Spiritual Development


"Psychological development "is a matter or self understanding, self acceptance, and personal integration. The former (mystical path) involves itself with self-forgetting, the disappearance of the self into mysterious union with God, Absolute, the Transcendent aspect of reality, the Tao. Thus the term self-transcendent (with emphasis on the small "s" self in the self, as opposed to the Self, higher aspect of the personality) means letting go of egoistic interests and practical, worldly matters."

Sinetar - Ordinary People as Monks and Mystics.
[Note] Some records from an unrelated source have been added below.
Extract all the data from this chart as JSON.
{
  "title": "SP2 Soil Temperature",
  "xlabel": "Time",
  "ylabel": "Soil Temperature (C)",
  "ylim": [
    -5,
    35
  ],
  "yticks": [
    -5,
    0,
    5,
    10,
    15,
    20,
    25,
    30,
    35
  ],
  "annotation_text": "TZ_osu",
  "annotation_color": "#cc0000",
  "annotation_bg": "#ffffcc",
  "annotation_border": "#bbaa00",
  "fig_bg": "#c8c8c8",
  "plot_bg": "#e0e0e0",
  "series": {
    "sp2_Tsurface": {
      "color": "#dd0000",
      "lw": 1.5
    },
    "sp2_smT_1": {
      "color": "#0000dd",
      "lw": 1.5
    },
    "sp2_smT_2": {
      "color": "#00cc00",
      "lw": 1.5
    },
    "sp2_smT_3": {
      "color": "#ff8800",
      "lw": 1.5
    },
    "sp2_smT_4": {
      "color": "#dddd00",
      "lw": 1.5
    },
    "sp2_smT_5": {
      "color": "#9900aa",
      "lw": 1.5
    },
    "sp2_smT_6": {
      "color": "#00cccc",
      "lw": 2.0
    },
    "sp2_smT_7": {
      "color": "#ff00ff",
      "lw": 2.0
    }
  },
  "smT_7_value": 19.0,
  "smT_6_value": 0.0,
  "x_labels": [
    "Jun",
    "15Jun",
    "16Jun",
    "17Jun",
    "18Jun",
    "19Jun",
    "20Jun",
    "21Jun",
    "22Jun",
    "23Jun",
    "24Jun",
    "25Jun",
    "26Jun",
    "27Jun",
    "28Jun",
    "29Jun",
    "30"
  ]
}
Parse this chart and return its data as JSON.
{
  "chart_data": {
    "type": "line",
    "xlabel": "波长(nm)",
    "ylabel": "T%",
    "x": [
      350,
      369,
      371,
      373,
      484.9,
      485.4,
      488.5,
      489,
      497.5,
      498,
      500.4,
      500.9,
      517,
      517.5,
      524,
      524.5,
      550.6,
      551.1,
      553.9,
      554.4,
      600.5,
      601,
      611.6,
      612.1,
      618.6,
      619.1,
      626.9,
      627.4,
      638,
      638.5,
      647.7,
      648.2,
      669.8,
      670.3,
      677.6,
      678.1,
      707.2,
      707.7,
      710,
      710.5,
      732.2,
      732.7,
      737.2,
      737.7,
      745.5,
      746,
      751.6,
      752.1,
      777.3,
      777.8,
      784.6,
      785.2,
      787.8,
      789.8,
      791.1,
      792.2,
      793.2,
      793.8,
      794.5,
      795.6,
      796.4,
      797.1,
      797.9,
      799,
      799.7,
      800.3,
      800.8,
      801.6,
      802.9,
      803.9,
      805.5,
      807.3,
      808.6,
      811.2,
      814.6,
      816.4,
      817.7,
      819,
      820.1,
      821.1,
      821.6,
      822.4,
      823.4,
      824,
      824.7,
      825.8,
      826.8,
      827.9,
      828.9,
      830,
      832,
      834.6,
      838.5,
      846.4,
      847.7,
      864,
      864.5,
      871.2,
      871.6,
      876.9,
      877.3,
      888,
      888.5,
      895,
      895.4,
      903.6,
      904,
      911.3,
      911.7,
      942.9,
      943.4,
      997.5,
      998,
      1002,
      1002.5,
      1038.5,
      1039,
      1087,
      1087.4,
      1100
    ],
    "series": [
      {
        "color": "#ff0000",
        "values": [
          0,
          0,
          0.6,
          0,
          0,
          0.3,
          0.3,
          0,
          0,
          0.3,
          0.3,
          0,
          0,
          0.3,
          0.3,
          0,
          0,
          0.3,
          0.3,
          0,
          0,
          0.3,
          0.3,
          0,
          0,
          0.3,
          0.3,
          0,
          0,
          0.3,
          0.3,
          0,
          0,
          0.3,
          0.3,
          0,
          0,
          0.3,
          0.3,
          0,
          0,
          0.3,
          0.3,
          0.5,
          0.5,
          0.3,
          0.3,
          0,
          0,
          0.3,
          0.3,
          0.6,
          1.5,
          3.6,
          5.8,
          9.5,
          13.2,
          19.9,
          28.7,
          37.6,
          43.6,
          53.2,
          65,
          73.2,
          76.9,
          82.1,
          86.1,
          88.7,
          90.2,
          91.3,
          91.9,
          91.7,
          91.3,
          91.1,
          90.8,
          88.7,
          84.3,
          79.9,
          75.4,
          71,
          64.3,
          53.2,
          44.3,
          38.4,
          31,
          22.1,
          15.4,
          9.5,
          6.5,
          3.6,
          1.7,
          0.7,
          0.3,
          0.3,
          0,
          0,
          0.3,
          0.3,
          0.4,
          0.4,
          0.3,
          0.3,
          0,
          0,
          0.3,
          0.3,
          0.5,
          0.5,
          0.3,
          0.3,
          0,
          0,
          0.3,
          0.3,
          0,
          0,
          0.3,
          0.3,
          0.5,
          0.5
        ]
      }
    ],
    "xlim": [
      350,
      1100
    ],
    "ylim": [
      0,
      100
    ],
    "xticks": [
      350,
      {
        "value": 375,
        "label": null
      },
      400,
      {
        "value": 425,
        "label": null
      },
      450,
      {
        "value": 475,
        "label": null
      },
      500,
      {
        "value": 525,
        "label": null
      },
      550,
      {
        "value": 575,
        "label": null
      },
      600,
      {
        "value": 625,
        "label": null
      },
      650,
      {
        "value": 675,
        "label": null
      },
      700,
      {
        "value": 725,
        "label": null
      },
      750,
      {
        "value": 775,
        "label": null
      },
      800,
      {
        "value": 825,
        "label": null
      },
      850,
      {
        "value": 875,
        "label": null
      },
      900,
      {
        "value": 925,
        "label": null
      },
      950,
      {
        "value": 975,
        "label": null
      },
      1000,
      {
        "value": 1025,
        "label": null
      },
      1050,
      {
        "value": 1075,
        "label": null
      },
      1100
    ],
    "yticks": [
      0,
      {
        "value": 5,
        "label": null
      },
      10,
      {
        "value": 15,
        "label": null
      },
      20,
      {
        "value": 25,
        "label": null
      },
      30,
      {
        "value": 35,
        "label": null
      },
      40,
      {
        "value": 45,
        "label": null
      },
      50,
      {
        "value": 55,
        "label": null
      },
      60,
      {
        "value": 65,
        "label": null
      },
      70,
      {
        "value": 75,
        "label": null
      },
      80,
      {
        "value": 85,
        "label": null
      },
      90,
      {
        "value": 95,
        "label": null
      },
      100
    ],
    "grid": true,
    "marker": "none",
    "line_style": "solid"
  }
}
"Mystical science is for those who can obtain satisfaction of their worldly need from appropriate sources and do not seek them, in disguise, in the spiritual domain. Worldly need must be satisfied elsewhere so that their pursuit does not interfere with there learning process. Similarly, psychopathology must be dealt with first. Consequently there is no way for mysticism to substitute for psychotherapy, or visa versa."

Deikman - The Observing Self

But you have to be somebody before you can be nobody. The issue in personal development as I have come to understand it is not self or no-self, but self and no-self. Both a sense of self and insight into the ultimate illusoriness of its apparent continuity and substantiality are necessary achievements. Sanity and complete psychological well-being include both, but in a phase-appropriate developmental sequence at different stages of object relations development. The attempt to bypass the developmental tasks of identity formation and object constancy through a misguided spiritual attempt to "annihilate the ego" has fateful and pathological consequences. This is what many students who are drawn to meditation practice and even some teachers seem to be attempting to do.

Jack Engler - Transformations of Consciousness


What Buddhist psychology and practice appear to do instead is presuppose a more or less normal course of development and an intact or "normal" ego.